Abandoned Software is a Security Risk That Manufactures Must Take Responsibility For
A researcher found that Samsung abandoned its “S Suggest” app which could have opened a security vulnerability for millions of users.
S Suggest is an app and widget for Android that recommends other apps that Samsung had preinstalled on most of its phones – including flagship devices like the Galaxy S III – between 2012 and 2014. After failing to gain popularity, Samsung shut down the service in 2014 and later let the ssuggest.com domain expire, too. The app communicates with that domain to download new content report data about the user’s device.
Anyone could notice that ssuggest.com was available, register it and begin serving malicious content or recording device data.
Samsung gave a statement to Motherboard denying that this posed a security risk, stating that controlling the S Suggest domain “does not allow you to install malicious apps, it does not allow you to take control of users’ phones.”
However the S Suggest app’s permissions contradict that statement. The most dangerous of them was the ability to install apps and packages. It also had the ability to retrieve a list of the user’s running apps, view their network and Wi-Fi connections, and delete other apps.

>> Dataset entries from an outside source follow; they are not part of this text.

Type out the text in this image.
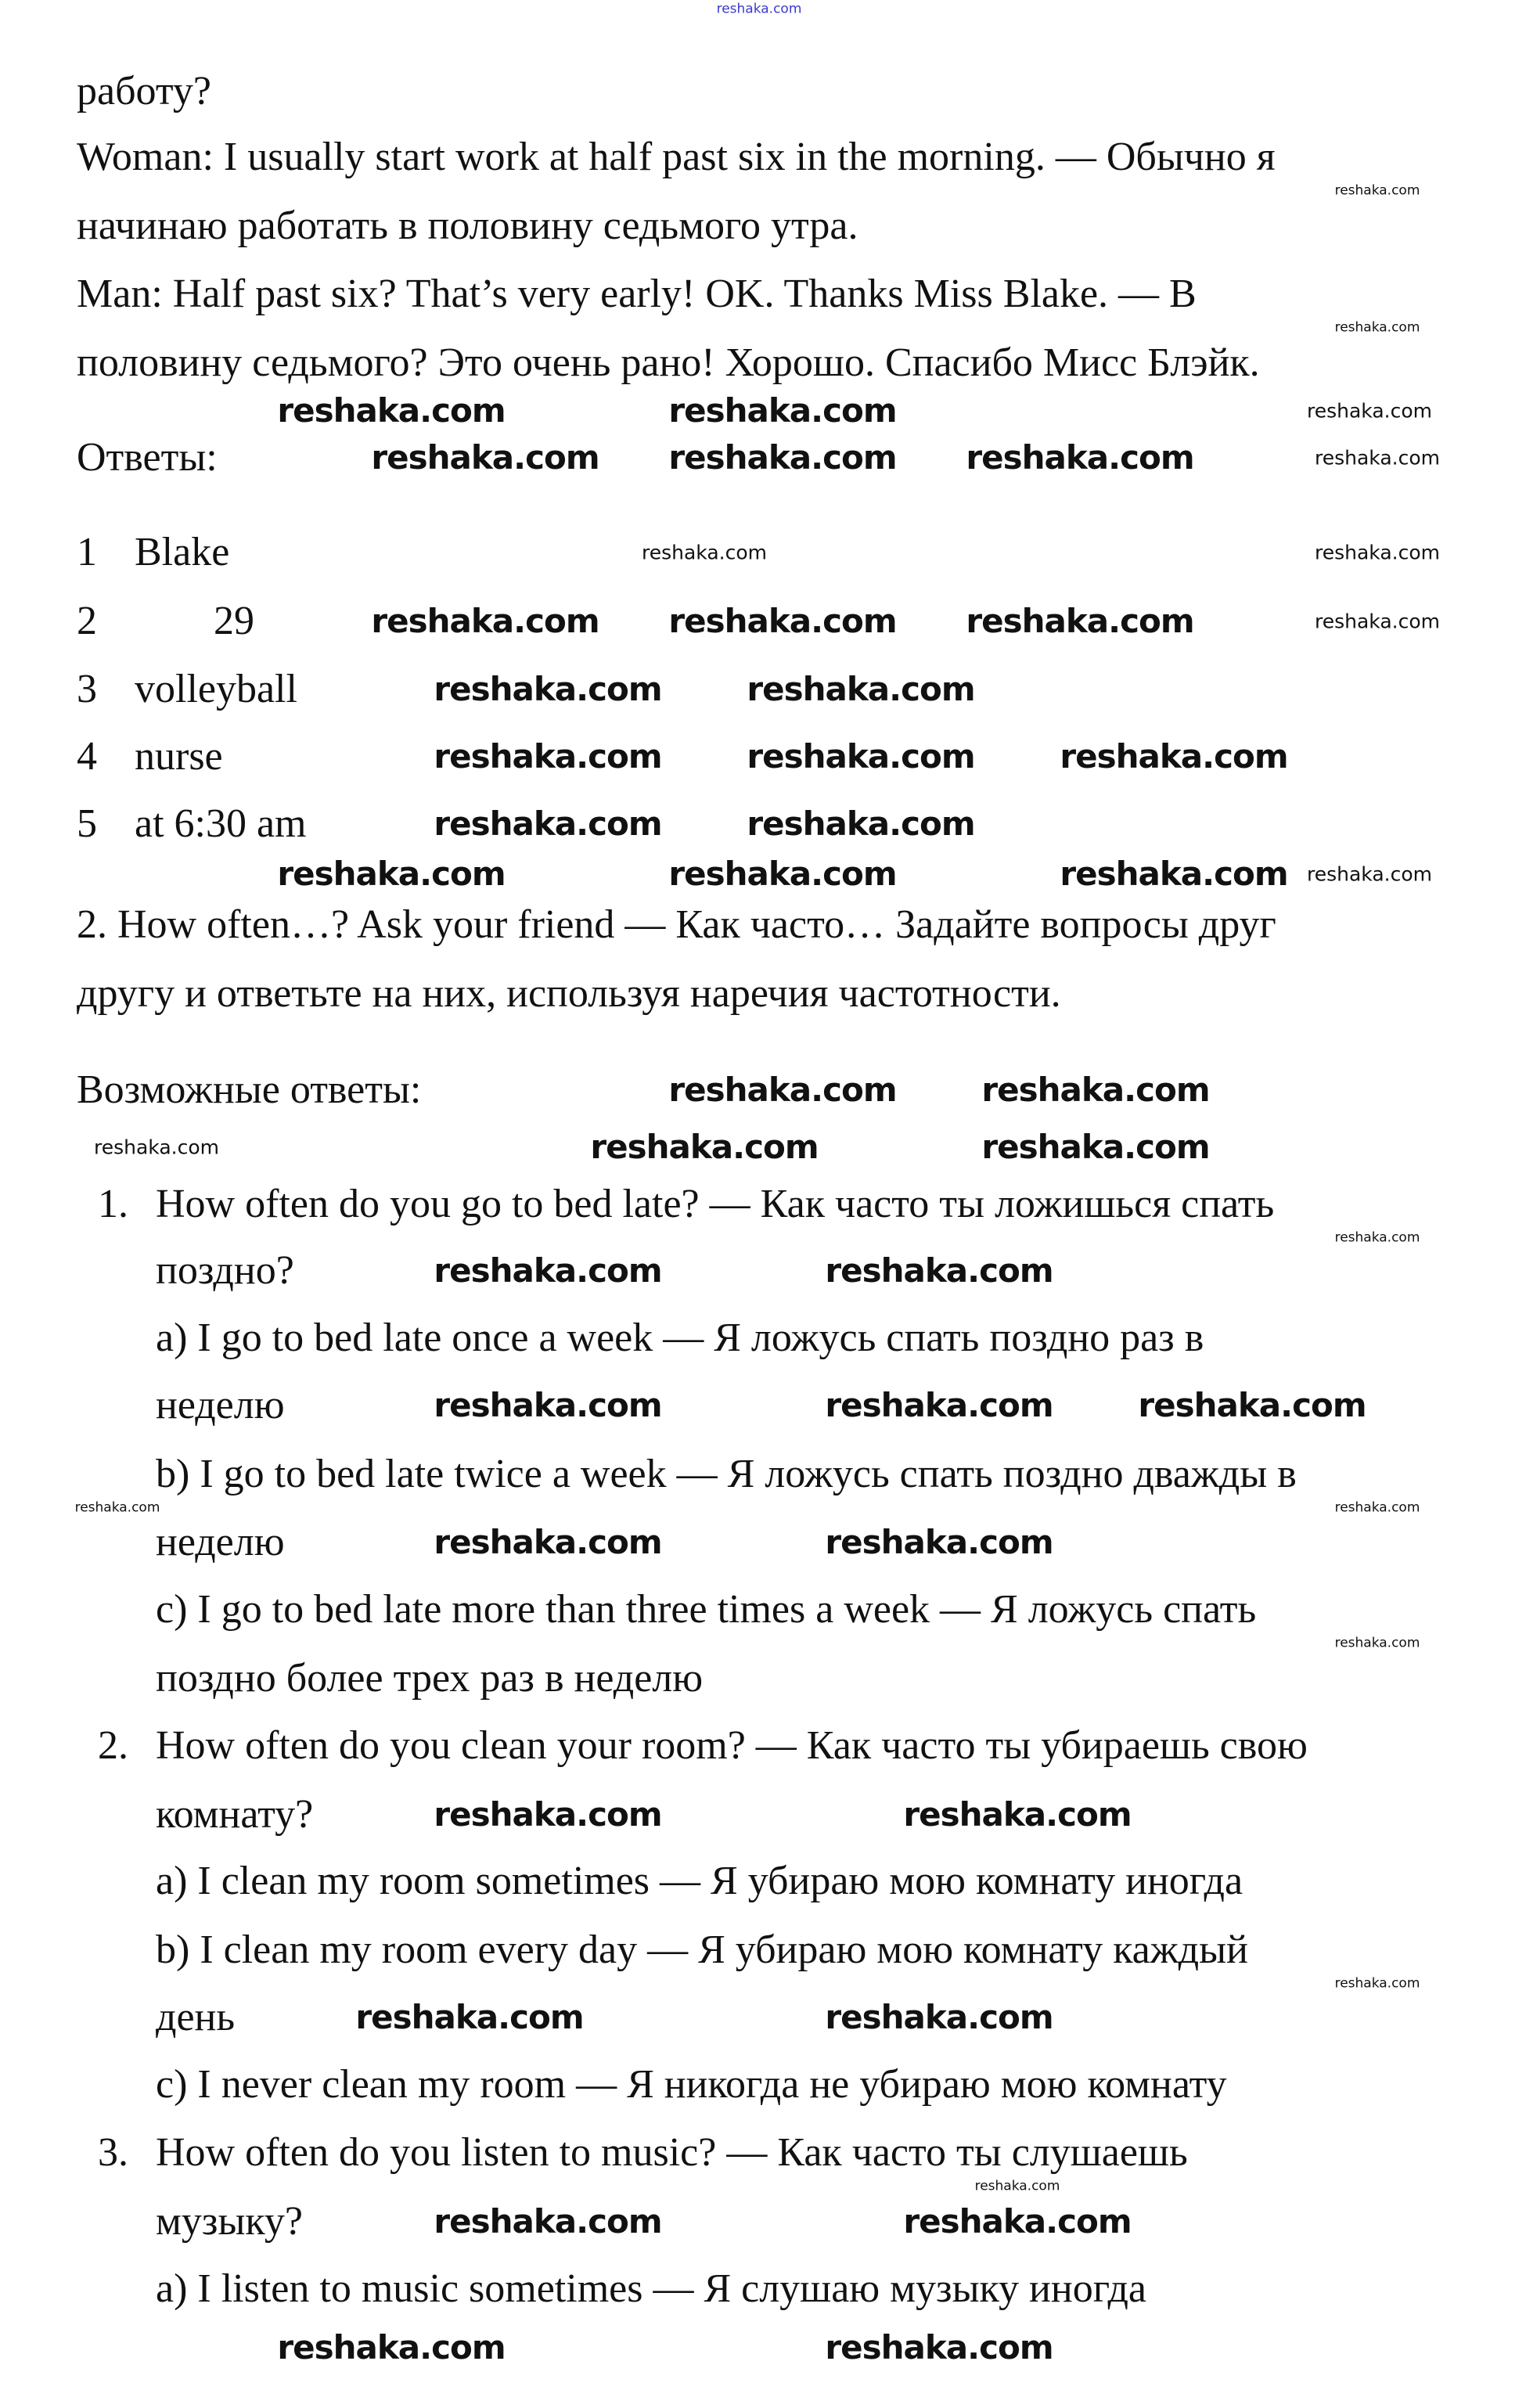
работу?
Woman: I usually start work at half past six in the morning. — Обычно я
начинаю работать в половину седьмого утра.
Man: Half past six? That’s very early! OK. Thanks Miss Blake. — В
половину седьмого? Это очень рано! Хорошо. Спасибо Мисс Блэйк.
Ответы:
1 Blake
2	29
3 volleyball
4 nurse
5 at 6:30 am
2. How often…? Ask your friend — Как часто… Задайте вопросы друг
другу и ответьте на них, используя наречия частотности.
Возможные ответы:
1. How often do you go to bed late? — Как часто ты ложишься спать
поздно?
a) I go to bed late once a week — Я ложусь спать поздно раз в
неделю
b) I go to bed late twice a week — Я ложусь спать поздно дважды в
неделю
c) I go to bed late more than three times a week — Я ложусь спать
поздно более трех раз в неделю
2. How often do you clean your room? — Как часто ты убираешь свою
комнату?
a) I clean my room sometimes — Я убираю мою комнату иногда
b) I clean my room every day — Я убираю мою комнату каждый
день
c) I never clean my room — Я никогда не убираю мою комнату
3. How often do you listen to music? — Как часто ты слушаешь
музыку?
a) I listen to music sometimes — Я слушаю музыку иногда
reshaka.com	reshaka.com
reshaka.com reshaka.com reshaka.com
reshaka.com reshaka.com reshaka.com
reshaka.com	reshaka.com
reshaka.com	reshaka.com	reshaka.com
reshaka.com	reshaka.com
reshaka.com	reshaka.com	reshaka.com
reshaka.com	reshaka.com
reshaka.com	reshaka.com
reshaka.com	reshaka.com
reshaka.com	reshaka.com	reshaka.com
reshaka.com	reshaka.com
reshaka.com	reshaka.com
reshaka.com	reshaka.com
reshaka.com	reshaka.com
reshaka.com	reshaka.com
reshaka.com
reshaka.com
reshaka.com
reshaka.com
reshaka.com	reshaka.com
reshaka.com
reshaka.com
reshaka.com
reshaka.com
reshaka.com	reshaka.com
reshaka.com
reshaka.com
reshaka.com
reshaka.com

There would have been plenty of other ways to use the ssuggest.com domain in harmful ways, too – such as replacing existing assets with tracking scripts or advertisements that could have been used to generate profit for criminal hackers.
Samsung should have avoided this vulnerability by keeping ownership of the domain or updating the app to disconnect it from the site (though that would expose some users who don’t update).
Luckily João Gouveia, the researcher who discovered the domain was available, has registered the domain to prevent it from being misused. This practice is known as “sinkholing” and refers to the act of discarded/deleting traffic sent to that addresses. This is the same technique used to defeat the “WannaCry” ransomware which attacked millions of unpatched Windows devices last month.
Gouveia recorded connections from more than 2.1 million unique devices in a 24 hour period – and those devices were frequently connecting to the ssuggest.com domain (a total of 620 million times).
So while Samsung is finished with its S Suggest service, millions of users are still using phones that came with the app pre-installed.
Thanks to Gouveia no harm has been done but this vulnerability highlights the role that manufacturers have in keeping devices secure.
Manufacturers’ Responsibility To Support The Software They Force on Users
Android handset manufacturers often struggle to differentiate themselves from their competitors.
Because Android is easy and affordable to license there are literally hundreds of choices that offer nearly identical features. Samsung, like many other major brands, creates additional (and often proprietary) features that can be unique selling points for its phones.
This is mostly copycat software that tries to compete with ‘big name’ features on other phones like Apple’s App Store or Google’s “Ok Google” voice commands. Brands like Samsung, LG, and HTC have all created similar functionality which usually goes unnoticed.
In order to spur adoption these apps usually come pre-installed and may be turned on by default. Manufacturers may even replace Android’s stock functionality with their own versions.
Samsung has an entire “S” line of products, including both hardware and software – which S Suggest was part of.
When they fail – as Samsung has with S Suggest – manufacturers are quick to abandon their software. They want to have their cake and eat it too – by pushing their proprietary software and then leaving the users with the risk of abandoned apps and unmaintained software.
This is not the first time that Samsung has prioritized marketing new features over security. Their Tizen operating system – intended to compete with Android – was heavily criticized earlier this year for its poor programming. Researcher Amihai Neiderman said “it may be the worst code [he’s] ever seen.”
Samsung is not the only company guilty of foisting unwanted software on its users or abandoning apps. The Android ecosystem is frequently criticized for “bloatware” – apps that come preinstalled on phones that are developed by the manufacturer or part of sponsorship deals – and for stopping critical OS updates only a few years after release.
Samsung’s S Suggest screw-up will only cost it a few days of bad press. But when manufacturers regularly abandon their software and devices it’s only a matter of time before a truly dangerous vulnerability occurs.